Thanks for your support and enthusiasm! It sure was nice being out there knowing that I had so many friends supporting me.

Just a Runoffs wrap-up: Well, unfortunately, Grissom was tossed out during impound. SCCA feels that he had tampered with his ECU. My personal opinion is that he was legal. However, the result is that Team GEnie finished in the top-5 in the country! Just think: a little bit more development time and we could be dangerous!

I'd like to make a few public thanks:

J.J. Gertler, our venerable AUTO.RT, for his being there and offering any and all help needed, from working on the car to calming down the driver when the driver wnated to blow breakfast on Friday.

Jim Williams, A.WILLIAMS34, for keeping that evil car on the track when I brought it back from each session. This guy is magic.

Goodyear, for their TRICK, TRICK tires that lasted and lasted long after other competitors were sliding off the track with blown or worn-out tires. These were obviously the ones to have (3 of the top-5 did!).

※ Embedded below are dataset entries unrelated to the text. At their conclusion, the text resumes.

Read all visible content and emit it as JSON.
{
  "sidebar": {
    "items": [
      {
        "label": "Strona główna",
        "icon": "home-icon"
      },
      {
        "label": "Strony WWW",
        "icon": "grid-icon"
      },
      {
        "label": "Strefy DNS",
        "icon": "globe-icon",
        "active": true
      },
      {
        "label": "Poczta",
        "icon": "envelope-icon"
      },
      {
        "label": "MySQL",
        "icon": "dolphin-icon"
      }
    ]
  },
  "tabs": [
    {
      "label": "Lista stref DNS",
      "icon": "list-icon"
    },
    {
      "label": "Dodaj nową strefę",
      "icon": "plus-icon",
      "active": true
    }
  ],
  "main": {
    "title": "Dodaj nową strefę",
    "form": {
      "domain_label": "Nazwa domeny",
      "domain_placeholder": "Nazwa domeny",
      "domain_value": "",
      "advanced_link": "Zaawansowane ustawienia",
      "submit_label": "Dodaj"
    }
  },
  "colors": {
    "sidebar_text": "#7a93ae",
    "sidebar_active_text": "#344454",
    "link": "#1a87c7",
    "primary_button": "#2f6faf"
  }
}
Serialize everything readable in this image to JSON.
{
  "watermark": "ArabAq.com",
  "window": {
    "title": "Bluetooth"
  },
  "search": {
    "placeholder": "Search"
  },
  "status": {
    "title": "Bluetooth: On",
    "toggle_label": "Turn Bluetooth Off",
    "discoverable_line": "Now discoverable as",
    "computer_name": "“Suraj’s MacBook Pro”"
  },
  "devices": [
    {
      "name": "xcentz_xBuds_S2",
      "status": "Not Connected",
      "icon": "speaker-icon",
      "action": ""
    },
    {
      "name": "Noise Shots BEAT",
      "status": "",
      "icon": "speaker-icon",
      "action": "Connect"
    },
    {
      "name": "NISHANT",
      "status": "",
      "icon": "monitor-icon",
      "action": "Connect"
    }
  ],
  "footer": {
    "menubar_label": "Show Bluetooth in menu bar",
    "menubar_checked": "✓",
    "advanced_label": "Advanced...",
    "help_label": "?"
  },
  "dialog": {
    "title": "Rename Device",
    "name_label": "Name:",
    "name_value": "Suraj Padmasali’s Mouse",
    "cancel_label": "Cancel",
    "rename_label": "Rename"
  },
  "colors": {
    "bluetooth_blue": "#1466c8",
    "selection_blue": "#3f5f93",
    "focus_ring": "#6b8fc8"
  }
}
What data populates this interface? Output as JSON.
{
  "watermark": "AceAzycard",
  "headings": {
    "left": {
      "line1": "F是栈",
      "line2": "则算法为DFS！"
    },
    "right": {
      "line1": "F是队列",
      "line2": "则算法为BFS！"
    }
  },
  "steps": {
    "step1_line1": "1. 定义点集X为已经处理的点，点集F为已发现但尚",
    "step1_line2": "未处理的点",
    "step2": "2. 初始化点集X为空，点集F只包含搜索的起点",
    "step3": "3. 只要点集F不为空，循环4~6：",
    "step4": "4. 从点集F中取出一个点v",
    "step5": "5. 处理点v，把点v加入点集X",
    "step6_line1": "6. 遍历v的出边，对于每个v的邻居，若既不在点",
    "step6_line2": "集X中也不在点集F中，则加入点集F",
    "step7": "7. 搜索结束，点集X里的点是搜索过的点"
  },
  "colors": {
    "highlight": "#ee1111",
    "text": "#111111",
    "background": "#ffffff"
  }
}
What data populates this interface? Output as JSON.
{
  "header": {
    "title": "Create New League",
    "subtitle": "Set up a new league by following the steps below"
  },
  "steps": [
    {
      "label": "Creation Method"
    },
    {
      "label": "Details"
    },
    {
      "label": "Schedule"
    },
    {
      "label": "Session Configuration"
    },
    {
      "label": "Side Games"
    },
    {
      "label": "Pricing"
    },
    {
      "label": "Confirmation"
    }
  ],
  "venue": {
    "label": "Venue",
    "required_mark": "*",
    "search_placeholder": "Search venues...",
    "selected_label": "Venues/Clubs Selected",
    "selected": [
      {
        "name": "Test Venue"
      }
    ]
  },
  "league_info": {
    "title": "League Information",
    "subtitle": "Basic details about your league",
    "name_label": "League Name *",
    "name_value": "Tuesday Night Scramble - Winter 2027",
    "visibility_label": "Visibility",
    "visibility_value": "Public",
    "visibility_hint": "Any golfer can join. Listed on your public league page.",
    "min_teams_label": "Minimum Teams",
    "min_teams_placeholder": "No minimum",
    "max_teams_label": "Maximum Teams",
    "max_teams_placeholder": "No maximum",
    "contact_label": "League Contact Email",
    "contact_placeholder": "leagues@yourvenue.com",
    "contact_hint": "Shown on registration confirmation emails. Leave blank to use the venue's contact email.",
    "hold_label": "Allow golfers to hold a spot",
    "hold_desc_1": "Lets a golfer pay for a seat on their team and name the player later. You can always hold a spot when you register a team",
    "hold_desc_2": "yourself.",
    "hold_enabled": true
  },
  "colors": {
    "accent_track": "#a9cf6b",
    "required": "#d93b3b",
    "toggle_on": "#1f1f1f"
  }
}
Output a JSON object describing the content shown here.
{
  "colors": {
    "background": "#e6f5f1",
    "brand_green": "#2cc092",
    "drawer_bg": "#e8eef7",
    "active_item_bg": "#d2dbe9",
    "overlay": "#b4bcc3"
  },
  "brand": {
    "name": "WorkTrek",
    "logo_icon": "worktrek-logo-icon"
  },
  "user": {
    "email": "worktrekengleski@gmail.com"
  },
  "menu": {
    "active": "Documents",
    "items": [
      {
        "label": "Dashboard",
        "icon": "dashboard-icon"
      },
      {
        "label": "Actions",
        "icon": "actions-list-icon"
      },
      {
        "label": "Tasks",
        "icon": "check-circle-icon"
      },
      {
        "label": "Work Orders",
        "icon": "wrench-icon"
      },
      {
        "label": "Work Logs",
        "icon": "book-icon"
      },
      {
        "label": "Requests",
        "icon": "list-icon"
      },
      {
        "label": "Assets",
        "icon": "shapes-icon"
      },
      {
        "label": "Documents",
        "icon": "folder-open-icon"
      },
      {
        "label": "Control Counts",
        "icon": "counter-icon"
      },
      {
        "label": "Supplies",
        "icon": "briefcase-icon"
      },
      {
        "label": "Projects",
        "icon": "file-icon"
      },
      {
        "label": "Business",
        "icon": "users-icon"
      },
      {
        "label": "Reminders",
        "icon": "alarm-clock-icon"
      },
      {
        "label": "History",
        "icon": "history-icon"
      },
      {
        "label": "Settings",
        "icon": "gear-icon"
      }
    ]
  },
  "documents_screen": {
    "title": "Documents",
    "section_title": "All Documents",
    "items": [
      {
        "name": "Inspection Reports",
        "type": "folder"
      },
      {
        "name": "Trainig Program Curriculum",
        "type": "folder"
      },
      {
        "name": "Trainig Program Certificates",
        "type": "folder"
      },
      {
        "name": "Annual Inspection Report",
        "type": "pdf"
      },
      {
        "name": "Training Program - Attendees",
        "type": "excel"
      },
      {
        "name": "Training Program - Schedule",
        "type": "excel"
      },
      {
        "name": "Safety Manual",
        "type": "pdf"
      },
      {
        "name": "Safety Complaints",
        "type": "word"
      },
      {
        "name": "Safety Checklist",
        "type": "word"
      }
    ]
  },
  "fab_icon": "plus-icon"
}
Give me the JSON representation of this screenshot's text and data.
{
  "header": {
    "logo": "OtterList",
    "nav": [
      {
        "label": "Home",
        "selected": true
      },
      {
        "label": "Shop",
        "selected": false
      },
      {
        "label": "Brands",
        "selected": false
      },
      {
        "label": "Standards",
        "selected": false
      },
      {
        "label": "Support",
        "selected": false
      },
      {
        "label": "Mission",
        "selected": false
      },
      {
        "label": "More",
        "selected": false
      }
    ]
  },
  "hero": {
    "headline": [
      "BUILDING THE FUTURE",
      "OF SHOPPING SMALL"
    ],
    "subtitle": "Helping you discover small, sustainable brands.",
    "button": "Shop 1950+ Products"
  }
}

Diamond Star motors, for designing one AWESOME little powerplant. Without it, the car would not have been a factor. We can work on improving the handling. Besides, it sure is a sexy-looking bodystyle, isn't it? 4 of the top-5 thought so!

Valvoline, for their synthetic oil that they gave us at the Runoffs. Good stuff!

Cyclo chemicals, Hot Stuff racing shoes, Pyrotech and Simpson safety apparel, VP and CAM2 racing fuels, Janos Industrial Insulation Corp., and all the other smaller contingency sponsors for their help.

And, of course, my Mom and my sister, for driving all the way to Atlanta just to watch my race!

We just seemed to have the proper combination of car, tires, and crew to make it all happen.

The future looks bright. I've been invited by the Pro Dept of the SCCA to compete in the Eagle in the Escort Endurance races at Texas World Speedway and in Mexico, both this month. Let's see if we can continue riding the momentum!!!

Thanks again to all of you, and I hope to talk to each of you in the Monday evening RTCs!!!